第6話

バン! と勢いよく部屋のドアが開けられた。

ぼんやりと窓に寄りかかっていた律と、部屋に入ってきた詩が向かい合う。

変わらず虚ろな目をしていた律だったが、その無表情な顔に、僅かな変化が出た。



「う……た?」


徐々に開く瞳孔、言葉を紡ごうと動く乾いた唇。

無機質な硝子のようだった目に、悲しそうな――だが、人としての光が戻る。



「な……んで、黒い、の……?」



一年ぶりに発せられた声は掠れていた。

ショック療法は効いたらしい。

全ての光を吸収してしまいそうな、漆黒の髪。

髪を黒に染めた詩は、なりふりかまわず律の両頬を挟んで強く言った。


「逃げるの! 俺たちここにいたら、殺される。飼い殺しにされる!」


「え……」


「律は精神病院行き! 俺はここで、飼い殺し! 幸せな日常なんて、一生やってこない! だから、逃げるの!!」


「でも……どこに?」


言葉を取り戻しはしたものの、状況を飲み込めず、未だぼんやりした様子の律。

詩は律を立たせると、その手を引いた。



「いいから! とにかく逃げる!」


二人は部屋をあとにすると 、廊下を駆け出した。











「……ほんとに、逃げちゃった」


「だから逃げるって言ったじゃん。俺も律も、あのままいたら危ないんだって」


「……うん」


「深夜だから、電車はない。追いかけてきたら困るから、二つ先の駅まで歩いて、始発の列車で遠くに行こう」


「うん……」


困った顔をして、曖昧に頷く律。


月が見下ろす丑三つ時、縺れる足を一生懸命動かして走り続ける二人。

春めいた甘い夜風が、優しく頬を撫でる。

体力はとうに底を尽きていた。だが、それでも走るのをやめない。


幸せな日々を手に入れる、その一心で。


二人の間に、互いの荒い息づかいだけが木霊する。


「ねぇ」と律が声をかけた。


「覚えて、ない。詩が刺された……記憶が、最後。精神科……そんなに、マズかったの?」


「……うん。壊れてるようにしか、見えなかった」


「そっか……」


詩の言葉にしゅんと肩を落とす律。

手を引かれながら、じわりと涙を落とした。


「ごめん、迷惑かけて。いっぱい。詩……が、いなか ったら、今頃……僕は」


掠れた声で、辿々しく言葉を吐く。

走るのをやめた詩は、くるりと振り返ると、律の両肩に手を置いた。



「そーいうのやめよ。こっちだって、律にはいっぱい助けられてたんだよ? だって双子だもん、お互い様でしょ?」


「……うん」


薄い涙の海をたたえた、律の泣き出しそうな顔。

無表情じゃない、その顔を見て実感する。



――律が、戻ってきた。



虚ろなからくり人形じゃな い、血を分けた兄弟が。




――帰って、きたんだ。



急に安堵が胸に押し寄せて、その場にしゃがみこむ詩。視界が、ぐにゃりと歪む。


「詩……大丈夫?」


律もしゃがみ、詩の顔を覗き込む。


心配そうに自分を見つめる、優しい律の顔。

一年も何も映さなかったその瞳に、ようやく自分を見 てくれたことがどうしようもなく嬉しくて、詩はその場でしゃく りあげはじめた。

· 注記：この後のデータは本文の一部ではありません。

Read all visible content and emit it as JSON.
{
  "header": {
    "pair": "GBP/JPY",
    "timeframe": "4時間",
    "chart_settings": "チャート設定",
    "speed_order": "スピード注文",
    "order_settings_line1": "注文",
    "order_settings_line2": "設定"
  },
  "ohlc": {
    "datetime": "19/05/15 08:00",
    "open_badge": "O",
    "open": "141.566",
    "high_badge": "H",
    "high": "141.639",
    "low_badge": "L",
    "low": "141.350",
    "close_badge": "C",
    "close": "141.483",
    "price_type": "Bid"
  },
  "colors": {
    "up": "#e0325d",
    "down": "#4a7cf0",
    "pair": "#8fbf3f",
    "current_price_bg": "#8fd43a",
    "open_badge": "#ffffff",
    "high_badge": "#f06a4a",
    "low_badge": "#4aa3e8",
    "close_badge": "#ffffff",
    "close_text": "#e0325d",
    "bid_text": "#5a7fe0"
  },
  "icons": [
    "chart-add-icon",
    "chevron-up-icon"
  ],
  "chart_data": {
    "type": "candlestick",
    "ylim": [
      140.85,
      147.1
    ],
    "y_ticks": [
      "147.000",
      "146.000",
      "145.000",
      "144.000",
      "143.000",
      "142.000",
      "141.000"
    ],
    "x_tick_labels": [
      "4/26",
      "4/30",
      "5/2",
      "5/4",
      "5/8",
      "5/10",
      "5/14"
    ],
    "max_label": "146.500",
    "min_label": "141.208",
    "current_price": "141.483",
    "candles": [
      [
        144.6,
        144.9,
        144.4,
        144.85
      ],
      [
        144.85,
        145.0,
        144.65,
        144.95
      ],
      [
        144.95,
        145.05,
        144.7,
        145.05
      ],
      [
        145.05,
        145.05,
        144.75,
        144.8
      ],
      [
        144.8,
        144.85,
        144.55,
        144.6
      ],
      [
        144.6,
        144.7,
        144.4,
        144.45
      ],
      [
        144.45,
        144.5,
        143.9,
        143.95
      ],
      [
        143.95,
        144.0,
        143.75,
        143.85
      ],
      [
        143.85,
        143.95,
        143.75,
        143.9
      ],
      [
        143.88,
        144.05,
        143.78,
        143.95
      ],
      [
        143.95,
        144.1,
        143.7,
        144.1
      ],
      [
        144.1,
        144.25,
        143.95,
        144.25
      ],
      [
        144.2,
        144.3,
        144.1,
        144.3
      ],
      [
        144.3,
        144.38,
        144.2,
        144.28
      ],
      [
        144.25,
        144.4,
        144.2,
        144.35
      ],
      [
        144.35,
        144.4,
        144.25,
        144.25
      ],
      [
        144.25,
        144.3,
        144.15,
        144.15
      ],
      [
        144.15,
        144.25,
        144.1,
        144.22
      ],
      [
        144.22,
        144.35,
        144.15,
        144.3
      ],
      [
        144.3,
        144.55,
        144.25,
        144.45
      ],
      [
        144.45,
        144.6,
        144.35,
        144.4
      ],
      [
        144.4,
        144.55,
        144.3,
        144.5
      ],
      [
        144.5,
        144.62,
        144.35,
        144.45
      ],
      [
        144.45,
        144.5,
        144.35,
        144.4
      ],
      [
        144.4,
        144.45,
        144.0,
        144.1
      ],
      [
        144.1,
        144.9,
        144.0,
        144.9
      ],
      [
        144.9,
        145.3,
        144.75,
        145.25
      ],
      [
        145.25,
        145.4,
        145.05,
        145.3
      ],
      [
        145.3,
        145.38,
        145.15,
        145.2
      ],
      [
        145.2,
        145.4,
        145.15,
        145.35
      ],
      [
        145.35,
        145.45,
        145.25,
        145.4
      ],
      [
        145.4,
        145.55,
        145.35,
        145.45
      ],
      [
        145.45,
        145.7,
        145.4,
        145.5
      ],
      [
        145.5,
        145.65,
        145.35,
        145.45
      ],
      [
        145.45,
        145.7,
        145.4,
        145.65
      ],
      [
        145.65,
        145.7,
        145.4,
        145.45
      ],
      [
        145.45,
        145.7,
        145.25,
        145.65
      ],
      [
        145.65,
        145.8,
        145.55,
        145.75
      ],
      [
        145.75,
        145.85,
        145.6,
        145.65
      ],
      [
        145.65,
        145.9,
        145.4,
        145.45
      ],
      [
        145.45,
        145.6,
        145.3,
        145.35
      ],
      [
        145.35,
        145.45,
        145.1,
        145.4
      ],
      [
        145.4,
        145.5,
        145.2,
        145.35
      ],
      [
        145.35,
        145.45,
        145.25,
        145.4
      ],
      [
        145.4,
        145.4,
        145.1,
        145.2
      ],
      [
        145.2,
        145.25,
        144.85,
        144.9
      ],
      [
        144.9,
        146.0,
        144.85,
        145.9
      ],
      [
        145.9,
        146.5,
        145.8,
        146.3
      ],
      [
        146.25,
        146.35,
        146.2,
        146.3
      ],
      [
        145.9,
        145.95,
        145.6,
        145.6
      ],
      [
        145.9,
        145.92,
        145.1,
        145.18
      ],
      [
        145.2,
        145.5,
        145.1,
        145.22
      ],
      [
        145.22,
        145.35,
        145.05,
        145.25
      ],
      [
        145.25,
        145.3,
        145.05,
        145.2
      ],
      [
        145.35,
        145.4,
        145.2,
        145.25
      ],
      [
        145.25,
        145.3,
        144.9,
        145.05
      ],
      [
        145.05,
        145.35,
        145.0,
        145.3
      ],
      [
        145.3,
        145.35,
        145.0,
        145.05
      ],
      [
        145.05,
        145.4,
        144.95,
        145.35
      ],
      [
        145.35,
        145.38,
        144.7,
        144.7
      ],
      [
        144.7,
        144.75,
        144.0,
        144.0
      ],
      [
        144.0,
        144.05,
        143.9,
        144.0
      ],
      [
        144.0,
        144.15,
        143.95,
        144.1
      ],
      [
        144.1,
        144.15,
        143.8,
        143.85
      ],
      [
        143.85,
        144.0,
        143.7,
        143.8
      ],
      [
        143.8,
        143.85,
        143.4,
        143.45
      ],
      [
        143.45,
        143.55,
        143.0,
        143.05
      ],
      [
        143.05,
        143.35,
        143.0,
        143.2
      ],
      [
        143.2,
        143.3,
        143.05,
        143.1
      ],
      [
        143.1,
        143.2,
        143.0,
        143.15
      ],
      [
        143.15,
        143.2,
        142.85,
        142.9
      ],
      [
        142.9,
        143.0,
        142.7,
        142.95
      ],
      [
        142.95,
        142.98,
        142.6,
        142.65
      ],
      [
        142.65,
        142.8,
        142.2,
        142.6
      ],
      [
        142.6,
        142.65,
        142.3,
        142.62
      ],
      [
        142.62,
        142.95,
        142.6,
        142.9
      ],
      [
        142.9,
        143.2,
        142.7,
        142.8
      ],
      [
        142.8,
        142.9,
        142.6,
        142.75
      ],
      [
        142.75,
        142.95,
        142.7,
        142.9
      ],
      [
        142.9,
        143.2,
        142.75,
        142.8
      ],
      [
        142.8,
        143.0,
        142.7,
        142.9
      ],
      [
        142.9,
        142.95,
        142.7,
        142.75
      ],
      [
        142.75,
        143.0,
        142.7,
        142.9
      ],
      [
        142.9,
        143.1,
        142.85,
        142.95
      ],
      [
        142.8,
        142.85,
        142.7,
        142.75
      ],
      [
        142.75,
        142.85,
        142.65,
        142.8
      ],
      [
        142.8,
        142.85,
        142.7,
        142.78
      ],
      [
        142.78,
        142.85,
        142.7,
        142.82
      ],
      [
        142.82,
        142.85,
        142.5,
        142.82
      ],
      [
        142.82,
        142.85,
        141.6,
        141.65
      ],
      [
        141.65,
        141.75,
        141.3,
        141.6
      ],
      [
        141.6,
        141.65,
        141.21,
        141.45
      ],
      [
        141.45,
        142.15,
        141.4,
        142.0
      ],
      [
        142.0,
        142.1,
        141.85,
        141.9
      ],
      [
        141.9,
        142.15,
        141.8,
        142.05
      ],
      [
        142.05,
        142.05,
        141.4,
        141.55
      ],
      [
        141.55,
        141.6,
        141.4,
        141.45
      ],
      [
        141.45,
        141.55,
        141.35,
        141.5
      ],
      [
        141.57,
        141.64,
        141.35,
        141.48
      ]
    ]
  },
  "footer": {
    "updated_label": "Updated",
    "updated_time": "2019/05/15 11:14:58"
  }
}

「……ねぇ、お願いだから ……もう勝手にどこか、行かないで。どこにも行かないで。僕を、置いてかないで。やだ、やだよ……寂しい、よ……ねぇ、律」



「りつ」と、何度も愛しいその名前を呼ぶ。


上手く息が出来ない。

前がぐしゃぐしゃで、何も見えない。


ずっと不安だった。ずっと見えない暗がりの中、律が戻るまで、詩はずっと待ち続けた。



――もう、待たなくていいんだ。



緊張の糸が切れて、幼子のように情けない声をあげて泣き続ける詩。

その体を、律は優しく抱き締めた。


「……どこにも行かない。置いてかないよ。ごめんね詩、こんなに泣かせて……ごめんね」


小刻みに震える肩。抱き締める腕に、力が入る。



「……ただいま、詩」


「……おかえり、律」


抱き合い、声をあげて泣く二人。

律の頬から滑った涙が、詩の漆黒の髪にそっと落ちて流れた。